The world is moving at a pace faster than any mere mortal can go. Stop trying to catch up. Slow your roll and be comfortable with your own pace. I am not a runner, but I know runners and even a non-runner has heard about the importance of pacing. In a marathon or any other crazy-long-run-I-will-never-ever-run, I have heard that runners just have to forget the runner who just flew by them. They have to put him out of their mind even though their instinct is to speed up—it is a race after all. But—it’s a long race and so a runner needs to plan ahead and to know their own limits.

So, in the holiday race that is going on right now (on foot, in the car, in stores, at schools and everywhere) I just have to decide I’m going to be comfortable with seeing the bottom of a lot of people’s sneakers and their wagging ponytails. I may even sit down and take a few orange slices and a swig off that water bottle and watch a bunch of people run by. I’m beyond pacing at this point. I’d have to say I’m comfortably numb. I get it now. That line means so much more than I thought it did long ago.

I have a thought along the lines of, “Oh, I should get that or do that--” comes into my mind and then here’s where the comfortably numb part comes in: If I visualize what “getting that” or “doing that” may look like for me and if, in my imagination, I see myself exhausted or frustrated or short-tempered as a result I say, “Eh, forget it. Not worth it.” And it’s that easy. It’s kind of weird to me, but I almost feel a bit Zen about the whole thing. I’m doing what I can do and trying not to go haywire. I’m shooting for an attitude that leaves me feeling more like Pete the Cat and less like Angry Cat.

And so, I haven’t written a blog in a while and decided that I would write one tonight. This may not be the best blog I ever wrote, but I’m writing (and running) for myself—just strolling through my thoughts at the moment as I am fresh from my youngest son’s Christmas Concert where he danced like I’m pretty sure no donkey has ever danced before and I’m just going to savor that fun scene because that is definitely something worth remembering.

Tomorrow I’ll think about my list again. Hopefully I’ll still be in this sort of laisser-faire state of mind. For the most part I’m just getting things off my list (a list that doesn’t totally exist, but that is sort of like the innards of a magic eight ball floating around in my ink-filled head). When things stop bobbing up then I’ll know my list is complete but in the meantime I am convinced I am in the eye of the holiday

storm because I’m rather calm about the whole thing.

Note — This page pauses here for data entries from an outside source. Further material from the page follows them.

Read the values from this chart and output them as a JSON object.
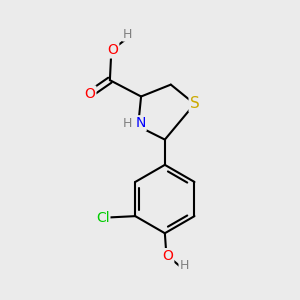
{
  "background_color": "#ebebeb",
  "bond_color": "#000000",
  "atom_colors": {
    "O": "#ff0000",
    "N": "#0000ff",
    "S": "#ccaa00",
    "Cl": "#00cc00",
    "C": "#000000",
    "H": "#808080"
  },
  "font_size": 10,
  "lw": 1.5
}
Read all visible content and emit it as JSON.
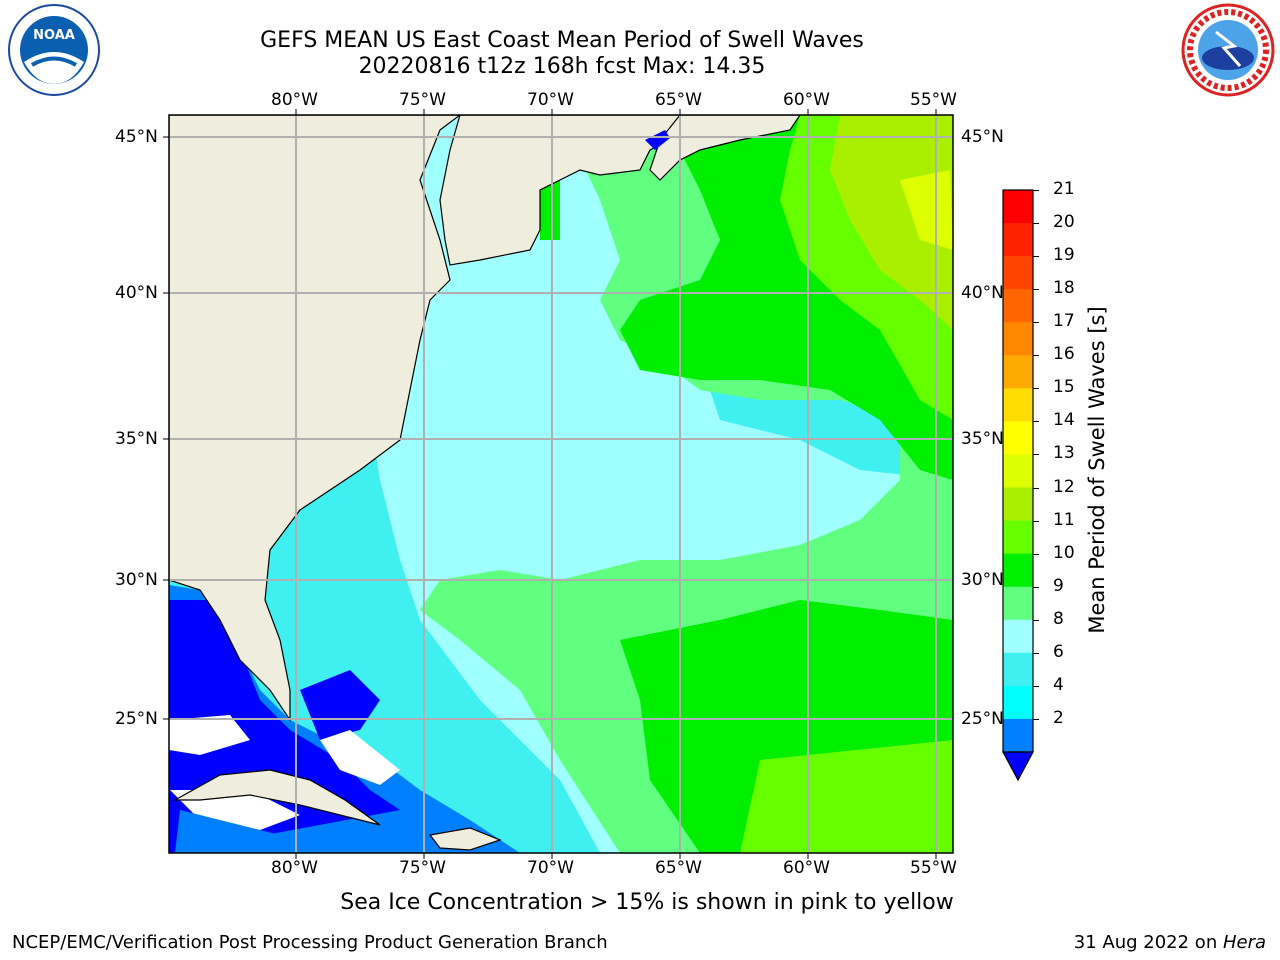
{
  "title": {
    "line1": "GEFS MEAN US East Coast Mean Period of Swell Waves",
    "line2": "20220816 t12z 168h fcst   Max: 14.35"
  },
  "map": {
    "lon_labels": [
      "80°W",
      "75°W",
      "70°W",
      "65°W",
      "60°W",
      "55°W"
    ],
    "lat_labels": [
      "45°N",
      "40°N",
      "35°N",
      "30°N",
      "25°N"
    ],
    "colors": {
      "land": "#efedde",
      "grid": "#b0b0b0",
      "c2": "#0000ff",
      "c4": "#0080ff",
      "c6": "#00ffff",
      "c8": "#40f0f0",
      "c9": "#a0ffff",
      "c10": "#60ff80",
      "c11": "#00ee00",
      "c12": "#66ff00",
      "c13": "#aaee00",
      "c14": "#ddff00"
    }
  },
  "colorbar": {
    "label": "Mean Period of Swell Waves [s]",
    "ticks": [
      "21",
      "20",
      "19",
      "18",
      "17",
      "16",
      "15",
      "14",
      "13",
      "12",
      "11",
      "10",
      "9",
      "8",
      "6",
      "4",
      "2"
    ],
    "colors": [
      "#ff0000",
      "#ff2200",
      "#ff4400",
      "#ff6600",
      "#ff8800",
      "#ffaa00",
      "#ffdd00",
      "#ffff00",
      "#ddff00",
      "#aaee00",
      "#66ff00",
      "#00ee00",
      "#60ff80",
      "#a0ffff",
      "#40f0f0",
      "#00ffff",
      "#0080ff"
    ],
    "extend_color": "#0000ff"
  },
  "caption": "Sea Ice Concentration > 15% is shown in pink to yellow",
  "footer": {
    "left": "NCEP/EMC/Verification Post Processing Product Generation Branch",
    "right_date": "31 Aug 2022 on ",
    "right_machine": "Hera"
  },
  "logos": {
    "noaa": "NOAA",
    "nws": "NATIONAL WEATHER SERVICE"
  }
}
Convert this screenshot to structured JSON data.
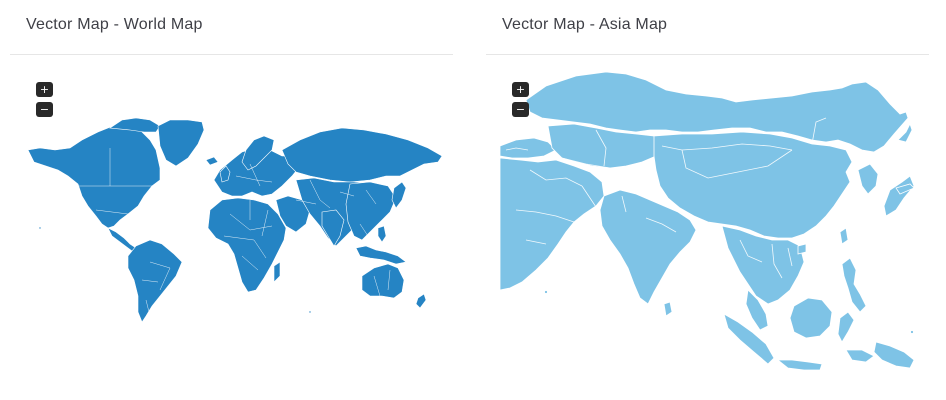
{
  "cards": [
    {
      "title": "Vector Map - World Map",
      "zoom_in_label": "+",
      "zoom_out_label": "−",
      "map_color": "#2584c4"
    },
    {
      "title": "Vector Map - Asia Map",
      "zoom_in_label": "+",
      "zoom_out_label": "−",
      "map_color": "#7ec3e6"
    }
  ]
}
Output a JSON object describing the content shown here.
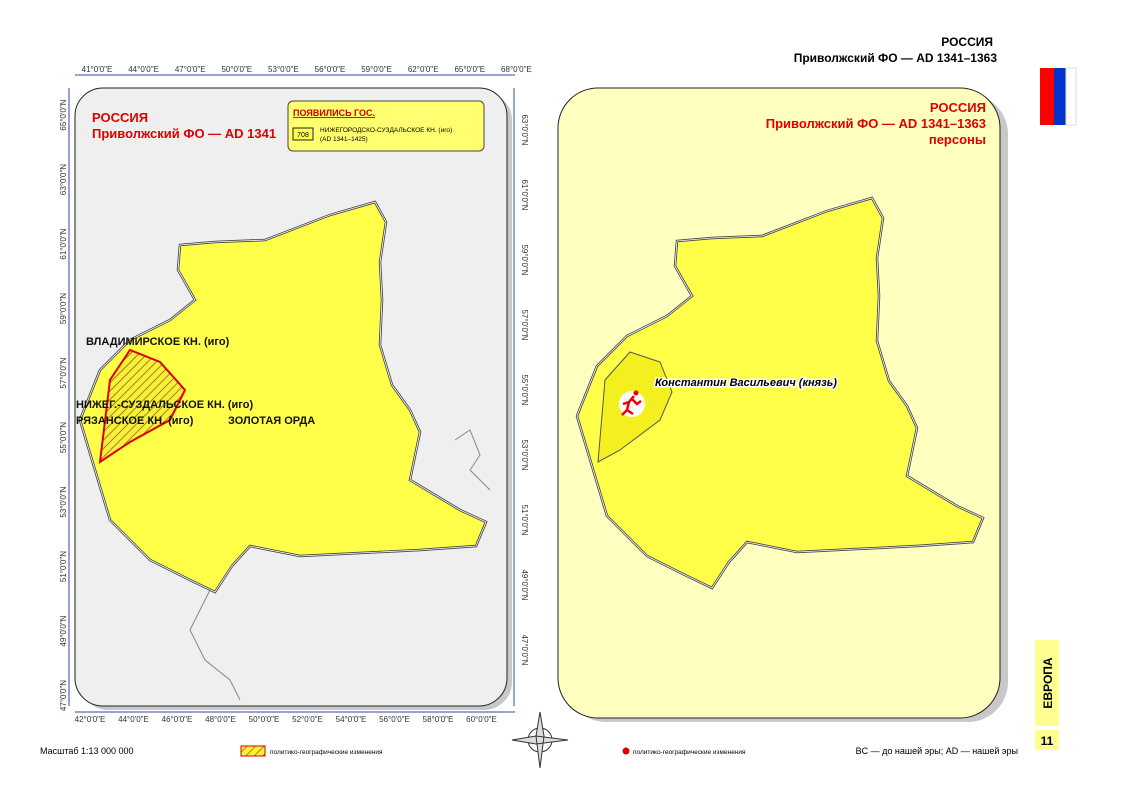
{
  "header": {
    "title": "РОССИЯ",
    "subtitle": "Приволжский ФО — AD 1341–1363"
  },
  "left_map": {
    "title": "РОССИЯ",
    "subtitle": "Приволжский ФО — AD 1341",
    "legend": {
      "title": "ПОЯВИЛИСЬ ГОС.",
      "badge": "708",
      "name": "НИЖЕГОРОДСКО-СУЗДАЛЬСКОЕ КН. (иго)",
      "period": "(AD 1341–1425)"
    },
    "labels": [
      "ВЛАДИМИРСКОЕ КН. (иго)",
      "НИЖЕГ.-СУЗДАЛЬСКОЕ КН. (иго)",
      "РЯЗАНСКОЕ КН. (иго)",
      "ЗОЛОТАЯ ОРДА"
    ],
    "top_ticks": [
      "41°0'0\"E",
      "44°0'0\"E",
      "47°0'0\"E",
      "50°0'0\"E",
      "53°0'0\"E",
      "56°0'0\"E",
      "59°0'0\"E",
      "62°0'0\"E",
      "65°0'0\"E",
      "68°0'0\"E"
    ],
    "bottom_ticks": [
      "42°0'0\"E",
      "44°0'0\"E",
      "46°0'0\"E",
      "48°0'0\"E",
      "50°0'0\"E",
      "52°0'0\"E",
      "54°0'0\"E",
      "56°0'0\"E",
      "58°0'0\"E",
      "60°0'0\"E"
    ],
    "left_ticks": [
      "65°0'0\"N",
      "63°0'0\"N",
      "61°0'0\"N",
      "59°0'0\"N",
      "57°0'0\"N",
      "55°0'0\"N",
      "53°0'0\"N",
      "51°0'0\"N",
      "49°0'0\"N",
      "47°0'0\"N"
    ],
    "right_ticks": [
      "63°0'0\"N",
      "61°0'0\"N",
      "59°0'0\"N",
      "57°0'0\"N",
      "55°0'0\"N",
      "53°0'0\"N",
      "51°0'0\"N",
      "49°0'0\"N",
      "47°0'0\"N"
    ]
  },
  "right_map": {
    "title": "РОССИЯ",
    "subtitle": "Приволжский ФО — AD 1341–1363",
    "caption": "персоны",
    "person": "Константин Васильевич (князь)"
  },
  "footer": {
    "scale": "Масштаб 1:13 000 000",
    "hatch_legend": "политико-географические изменения",
    "dot_legend": "политико-географические изменения",
    "era": "BC — до нашей эры; AD — нашей эры",
    "region": "ЕВРОПА",
    "page": "11"
  }
}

It is five days until Christmas and I just kicked off the bulk of my shopping four days ago at 8:30 pm. I have to say, I was tired, but it was a great time to go shopping because it’s so close to Christmas that the stores are open late plus there wasn’t any traffic and the lines were minimal.

This world is a bit overwhelming right now with the orange hue things have taken on, but I’m trying to block most of it out and focus on my family and the short distance in front of me. That is humanly possible. Focusing on all that other stuff, well, it just isn’t. I’m waiting for people’s heads to explode or their eyes to pop out and hang from springs while making that “boing” noise from the cartoons. We’ve gotten ourselves in quite the tizzy lately and so I guess there are two roads in that forest that Robert Frost talked about and unfortunately most of us aren’t even looking at the road ahead, we’re just trusting the path to our GPS.

In terms of today’s world you can either go the path that makes your head explode and your eyes go “boing” or you can take that less-traveled path and try to stay focused on the things not too much beyond your own nose. Stop trying to catch up to the bottoms of those sneakers in front of you and allow yourself to say “Eh, forget it. Not worth it. Nobody will even remember that.” and embrace the comfortably numb results.